Well, that got your attention! Sorry, this post is not about getting jiggy, it’s about looking at the stuff we accumulate, and considering the best way to manage it, rather than chucking in the bin or dumping on a local charity shop.
Many people who have travelled will always say that it is so liberating to be free of all the clutter and excess; then return to the daily routine and re-accumulate it all again. Is this because the new shiny things give meaning to justify the 9-5? Do these things really make us happy?
The trouble with stuff
After moving three times in the last 12 months, I have given stuff a bit of thought as I packed and unpacked it, and found these limitations.
- Stuff requires more stuff – lyrcra & shoes for a bike, shelving for books
- Stuff costs money – to maintain, shelve, move, insure
- Stuff takes up time – from sorting out piles of paper to dusting ornaments
- Stuff creates worry – the more precious the stuff or things the more concern and pre-occupation are attached to them.
- Stuff takes up space – the more stuff the bigger the room, house and cupboards that are required
How to get rid of stuff ethically
Coming from a family of hoarders it is easy to want to save things, as they could be ‘useful one day’, but if items just live under the bed or cant be found when they are required- how useful are they?
I thought the most ethical option was to donate to a local charity shop, until I read reports suggesting that up to 41% of charity clothes are being sold off in Africa and destroying traditional industries. So on my last move, I looked at other ways to manage my unwanted stuff.
- Give directly to local homeless shelters – ensure you check what they actually need first though
- Find a local scrapstore – great for scrap fabrics or old bedding
- Offer to friends and family – save them buying more new things too
- Sell online – As well as ebay and Gumtree, I recently discovered Facebay! On Facebook there are numerous local groups as well as genre specific e.g. baby things, vintage things and my favourite for Bristol, Ghetto Booty!
Fix up Look Sharp
I had a whole collection of broken things including rucksacks, waterproof coats, handbags and shoes. Rather than chucking away I looked locally for repair options, which saved me money.

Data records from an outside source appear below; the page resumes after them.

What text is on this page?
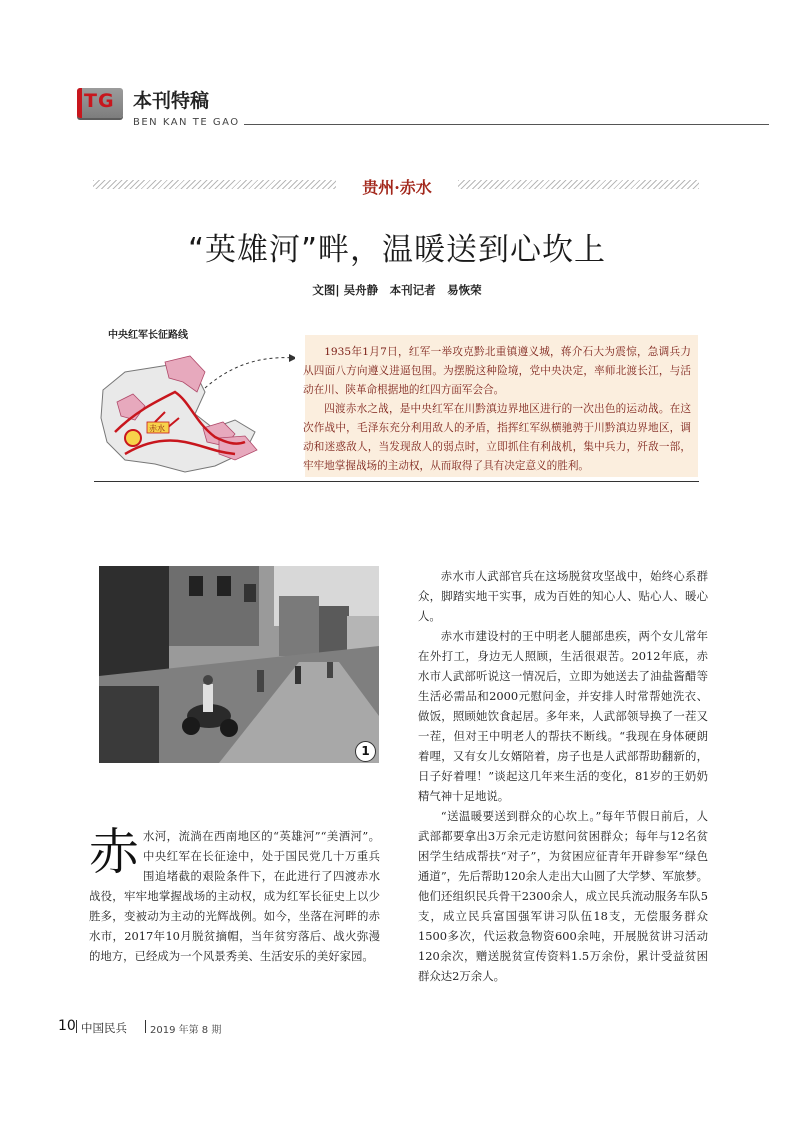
TG 本刊特稿
BEN KAN TE GAO
贵州·赤水
“英雄河”畔，温暖送到心坎上
文图| 吴舟静　本刊记者　易恢荣
中央红军长征路线
赤水

1935年1月7日，红军一举攻克黔北重镇遵义城，蒋介石大为震惊，急调兵力从四面八方向遵义进逼包围。为摆脱这种险境，党中央决定，率师北渡长江，与活动在川、陕革命根据地的红四方面军会合。

四渡赤水之战，是中央红军在川黔滇边界地区进行的一次出色的运动战。在这次作战中，毛泽东充分利用敌人的矛盾，指挥红军纵横驰骋于川黔滇边界地区，调动和迷惑敌人，当发现敌人的弱点时，立即抓住有利战机，集中兵力，歼敌一部，牢牢地掌握战场的主动权，从而取得了具有决定意义的胜利。

1
赤 水河，流淌在西南地区的“英雄河”“美酒河”。中央红军在长征途中，处于国民党几十万重兵围追堵截的艰险条件下，在此进行了四渡赤水战役，牢牢地掌握战场的主动权，成为红军长征史上以少胜多，变被动为主动的光辉战例。如今，坐落在河畔的赤水市，2017年10月脱贫摘帽，当年贫穷落后、战火弥漫的地方，已经成为一个风景秀美、生活安乐的美好家园。

赤水市人武部官兵在这场脱贫攻坚战中，始终心系群众，脚踏实地干实事，成为百姓的知心人、贴心人、暖心人。

赤水市建设村的王中明老人腿部患疾，两个女儿常年在外打工，身边无人照顾，生活很艰苦。2012年底，赤水市人武部听说这一情况后，立即为她送去了油盐酱醋等生活必需品和2000元慰问金，并安排人时常帮她洗衣、做饭，照顾她饮食起居。多年来，人武部领导换了一茬又一茬，但对王中明老人的帮扶不断线。“我现在身体硬朗着哩，又有女儿女婿陪着，房子也是人武部帮助翻新的，日子好着哩！”谈起这几年来生活的变化，81岁的王奶奶精气神十足地说。

“送温暖要送到群众的心坎上。”每年节假日前后，人武部都要拿出3万余元走访慰问贫困群众；每年与12名贫困学生结成帮扶“对子”，为贫困应征青年开辟参军“绿色通道”，先后帮助120余人走出大山圆了大学梦、军旅梦。他们还组织民兵骨干2300余人，成立民兵流动服务车队5支，成立民兵富国强军讲习队伍18支，无偿服务群众1500多次，代运救急物资600余吨，开展脱贫讲习活动120余次，赠送脱贫宣传资料1.5万余份，累计受益贫困群众达2万余人。

10 中国民兵 2019 年第 8 期
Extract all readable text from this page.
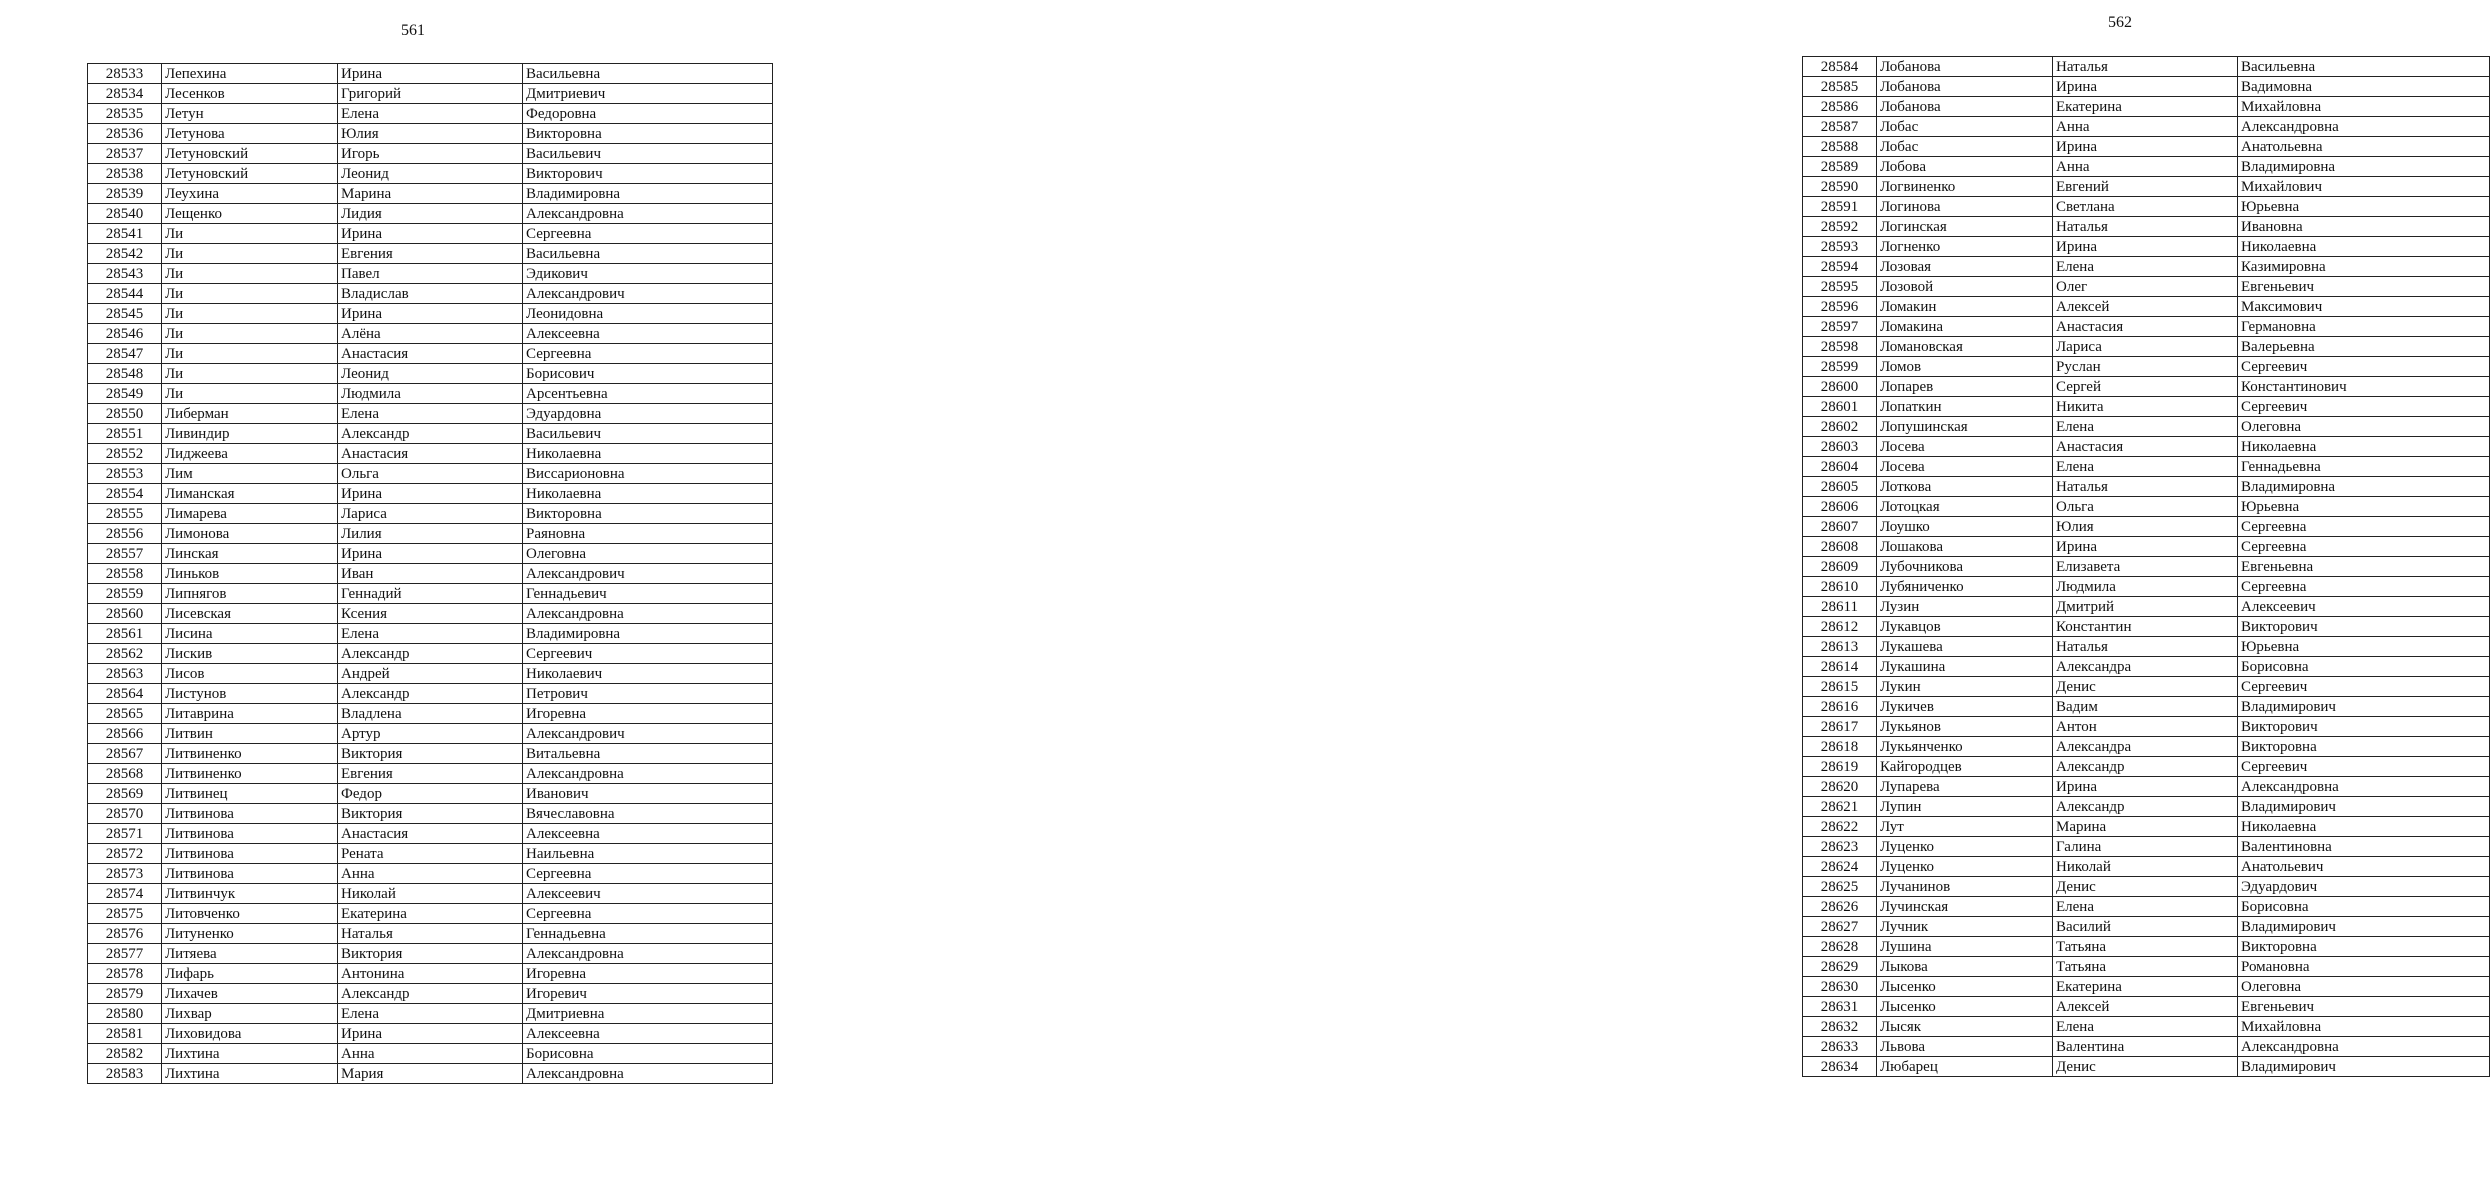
561
28533	Лепехина	Ирина	Васильевна
28534	Лесенков	Григорий	Дмитриевич
28535	Летун	Елена	Федоровна
28536	Летунова	Юлия	Викторовна
28537	Летуновский	Игорь	Васильевич
28538	Летуновский	Леонид	Викторович
28539	Леухина	Марина	Владимировна
28540	Лещенко	Лидия	Александровна
28541	Ли	Ирина	Сергеевна
28542	Ли	Евгения	Васильевна
28543	Ли	Павел	Эдикович
28544	Ли	Владислав	Александрович
28545	Ли	Ирина	Леонидовна
28546	Ли	Алёна	Алексеевна
28547	Ли	Анастасия	Сергеевна
28548	Ли	Леонид	Борисович
28549	Ли	Людмила	Арсентьевна
28550	Либерман	Елена	Эдуардовна
28551	Ливиндир	Александр	Васильевич
28552	Лиджеева	Анастасия	Николаевна
28553	Лим	Ольга	Виссарионовна
28554	Лиманская	Ирина	Николаевна
28555	Лимарева	Лариса	Викторовна
28556	Лимонова	Лилия	Раяновна
28557	Линская	Ирина	Олеговна
28558	Линьков	Иван	Александрович
28559	Липнягов	Геннадий	Геннадьевич
28560	Лисевская	Ксения	Александровна
28561	Лисина	Елена	Владимировна
28562	Лискив	Александр	Сергеевич
28563	Лисов	Андрей	Николаевич
28564	Листунов	Александр	Петрович
28565	Литаврина	Владлена	Игоревна
28566	Литвин	Артур	Александрович
28567	Литвиненко	Виктория	Витальевна
28568	Литвиненко	Евгения	Александровна
28569	Литвинец	Федор	Иванович
28570	Литвинова	Виктория	Вячеславовна
28571	Литвинова	Анастасия	Алексеевна
28572	Литвинова	Рената	Наильевна
28573	Литвинова	Анна	Сергеевна
28574	Литвинчук	Николай	Алексеевич
28575	Литовченко	Екатерина	Сергеевна
28576	Литуненко	Наталья	Геннадьевна
28577	Литяева	Виктория	Александровна
28578	Лифарь	Антонина	Игоревна
28579	Лихачев	Александр	Игоревич
28580	Лихвар	Елена	Дмитриевна
28581	Лиховидова	Ирина	Алексеевна
28582	Лихтина	Анна	Борисовна
28583	Лихтина	Мария	Александровна
562
28584	Лобанова	Наталья	Васильевна
28585	Лобанова	Ирина	Вадимовна
28586	Лобанова	Екатерина	Михайловна
28587	Лобас	Анна	Александровна
28588	Лобас	Ирина	Анатольевна
28589	Лобова	Анна	Владимировна
28590	Логвиненко	Евгений	Михайлович
28591	Логинова	Светлана	Юрьевна
28592	Логинская	Наталья	Ивановна
28593	Логненко	Ирина	Николаевна
28594	Лозовая	Елена	Казимировна
28595	Лозовой	Олег	Евгеньевич
28596	Ломакин	Алексей	Максимович
28597	Ломакина	Анастасия	Германовна
28598	Ломановская	Лариса	Валерьевна
28599	Ломов	Руслан	Сергеевич
28600	Лопарев	Сергей	Константинович
28601	Лопаткин	Никита	Сергеевич
28602	Лопушинская	Елена	Олеговна
28603	Лосева	Анастасия	Николаевна
28604	Лосева	Елена	Геннадьевна
28605	Лоткова	Наталья	Владимировна
28606	Лотоцкая	Ольга	Юрьевна
28607	Лоушко	Юлия	Сергеевна
28608	Лошакова	Ирина	Сергеевна
28609	Лубочникова	Елизавета	Евгеньевна
28610	Лубяниченко	Людмила	Сергеевна
28611	Лузин	Дмитрий	Алексеевич
28612	Лукавцов	Константин	Викторович
28613	Лукашева	Наталья	Юрьевна
28614	Лукашина	Александра	Борисовна
28615	Лукин	Денис	Сергеевич
28616	Лукичев	Вадим	Владимирович
28617	Лукьянов	Антон	Викторович
28618	Лукьянченко	Александра	Викторовна
28619	Кайгородцев	Александр	Сергеевич
28620	Лупарева	Ирина	Александровна
28621	Лупин	Александр	Владимирович
28622	Лут	Марина	Николаевна
28623	Луценко	Галина	Валентиновна
28624	Луценко	Николай	Анатольевич
28625	Лучанинов	Денис	Эдуардович
28626	Лучинская	Елена	Борисовна
28627	Лучник	Василий	Владимирович
28628	Лушина	Татьяна	Викторовна
28629	Лыкова	Татьяна	Романовна
28630	Лысенко	Екатерина	Олеговна
28631	Лысенко	Алексей	Евгеньевич
28632	Лысяк	Елена	Михайловна
28633	Львова	Валентина	Александровна
28634	Любарец	Денис	Владимирович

- A seamstress/ clothes repair place -fixed zips on dresses, ripped lining on a coat
- The shoe repair shop – fixed loose soles and holes in the leather. They also repaired zips on a rucksack, and replaced a strap on a handbag.
Reuse rather than recycle
While I am trying to hoard much less these days, it is worth noting that there are plenty of places and organisations that will gladly take:
- Egg boxes– local farm shops, vegetable or health food shops sometimes take these back
- Stamps– charities can make money from these
- Plastic bags and tote bags – these I donate to independent shops so they can reuse them.
How to reduce
My pet hate is spending time sorting through paper and piles of flyers, so I decided to minimise the amount in my life.
Take pictures of business cards, flyers and posters on a phone
Refuse plastic bags and cotton tote bags- how many cotton tote bags do we really need, especially if as a lifecycle analysis suggests they need to be used 130 times to have a similar footprint to a plastic bag
Embrace Zero Waste living – I have found inspiration from Bea Johnson in her Zero Waste book which demonstrates how you can mimise the clutter and consumerism without feeling deprived.
Focus on experiences rather than stuff – James Walman captures what many of us questioning consumerism are feeling- Stuffication. He suggests focusing on enjoying experiences rather than buying new things.
Less Waste More Living
Modern life is all about being ‘busy’ and ‘stressed’ and it is easy to get caught up on the treadmill, spending money on quick fixes to make us feel temporarily better. At Green Livvy, we are as much guilty of it too, so we decided to start the Less Waste More Living project.
Our challenge is to find simple, easy ways to take time out of consumerism and discover the pleasure and satisfaction of the simple things.